Let us not make the same mistake again

Dear Editor,

I was totally perplexed when I read the Prime Minister’s response to public concerns about the breach of the Cummingsburg Accord. The Prime Minister doesn’t seem to understand the bigger issue. This isn’t the case of whether he was “promised one thing and didn’t get it.” This is the case of the people having been told one thing, only to get something else. I was one of those people.

Having seen the unravelling of a strikingly similar Robinson-Panday coalition in Trinidad, I was initially apprehensive of the APNU+AFC alliance. However I was heartened by the details of the Cummingsburg Accord which I saw as an agreement between not only the two parties but indirectly with the electorate as well. I therefore cast my vote on this premise, as well as on the promises in its manifesto.

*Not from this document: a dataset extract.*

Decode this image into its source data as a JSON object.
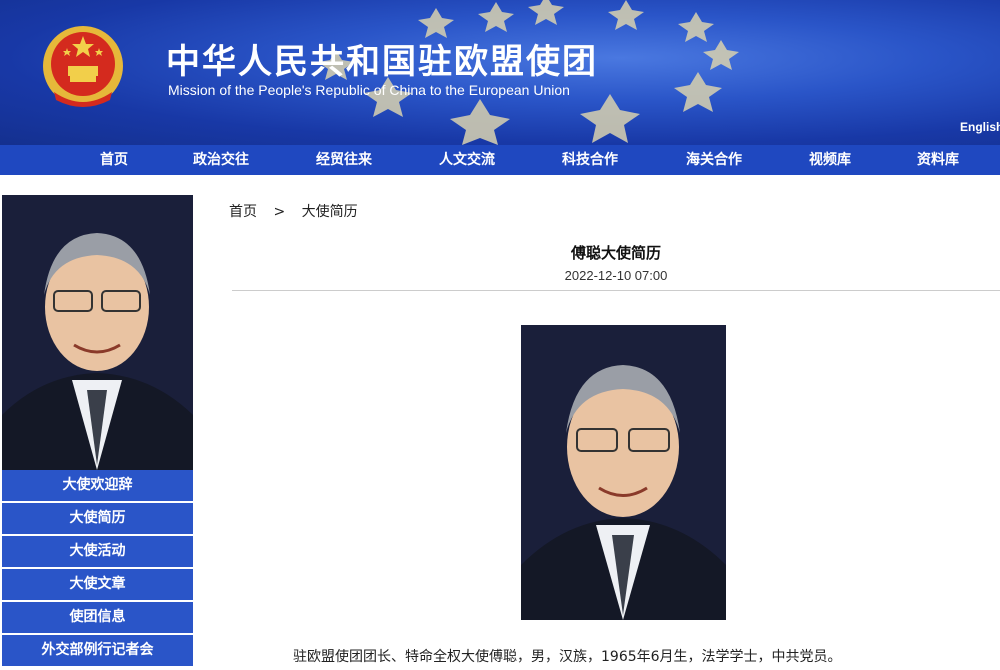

I do not see the breach of the Accord as an accommodation between the two parties or two individuals as is being suggested, but rather as plain political chicanery. I, like so many others, have been the victim of the first case of deception by the present government. And the President’s silence serves only to exacerbate the issue.

But there is more. In its 100-day action programme, a promise was made for “significant” salary increases for government workers, and “significant” increase in Old Age Pension benefits. Now the poor pensioners and the poorly paid government workers are hearing the increases might only be moderate. We were also promised that a phased reduction of VAT would be “immediately implemented.” But just days into the new government this was changed to a “review of VAT.” Again, this was outright deception. The Alliance knew of the possibility that the coffers might be bare when they took over, so they should have at least made only provisional promises.

Like so many other trusting souls after 1992, I really believed that democracy and honesty was guaranteed by the then new government. Let us not make the same mistake again. Like the price of liberty, eternal vigilance must be the price we have to pay for democracy.